Never start a business without knowing the landscape and viability of your product. Your imperatives are to know customers, competition, trends, growth and innovations in the industry. Post that, ask yourself questions like – 

∙ Will this product still be in demand 10 years down?

∙ If yes, how are the industry and ecosystem likely to change?

∙ What significant impact will this bring in the industry?

3.     Second, guess yourself and refine your ideas.

The mere presence of an idea or a business plan doesn’t guarantee the success of your start-up. There’s a lot more like developing more features and capabilities, improvising existing strategies as per the outcomes of market studies.

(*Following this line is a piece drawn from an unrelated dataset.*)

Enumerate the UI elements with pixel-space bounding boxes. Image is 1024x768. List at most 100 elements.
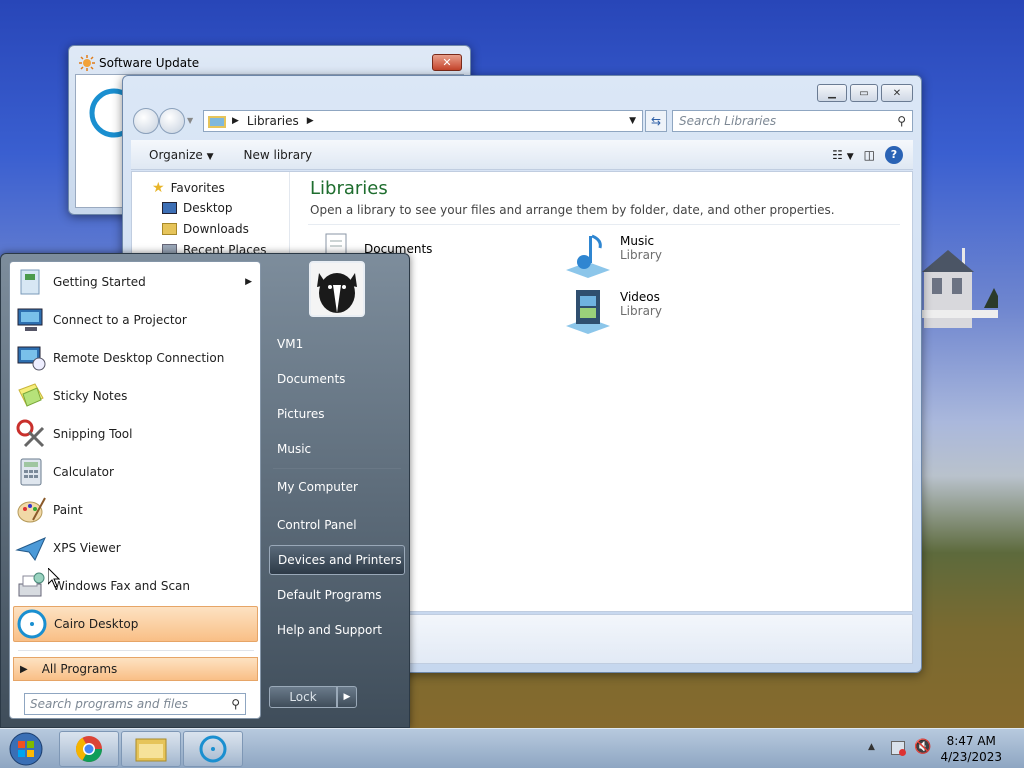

4.     Start small and then scale up.

Know where to focus first, have a well-thought execution plan. Break your business plan into “Short-Term, Mid-Term and Long-Term” goals. Identify the minimal requirements to get the business started and then progress one step at a time. 

5.     Think about funding and how to go about it.

Every aspect of a start-up business is meticulous planning. As far as funding goes, here are some of the usual approaches – 

∙ Bootstrapping your company.

∙A business loan.

∙         VC or Angel Investor.

It is wise NOT to take a loan or a VC route until absolutely necessary. Manage “Seed Capital” yourself, this way you eliminate accountability towards a lender and foster passion to succeed due to self-funding. Also, VC’s and lenders give a lot more credit to entrepreneurs making those initial efforts in getting the business afloat.

6.     The “Name” says a lot.

There are many Android phones but only one “iPhone”! Don’t get me wrong! It’s not just the name that carries the business through but it has a significant impact. Pick the kind of name that is short and relevant to your value proposition. Think for a moment, will my customers relate to it? And, this exercise is futile without knowing how to market and building an impactful story.

7.     Surround yourself with the right people.

Most new entrepreneurs fail to understand that they can’t do it all by themselves. They drive their businesses into the ground due to lack of trust and the right people. Remember, this is a team effort, trusting people and delegating responsibilities builds loyalty.  Establishing “Core Values” of your company early is a great way to provide an operational and ethical framework for everyone.

Solve a problem, due diligence, optimize, trust your people, grow leaders. A successful start-up is an outcome of many things done right.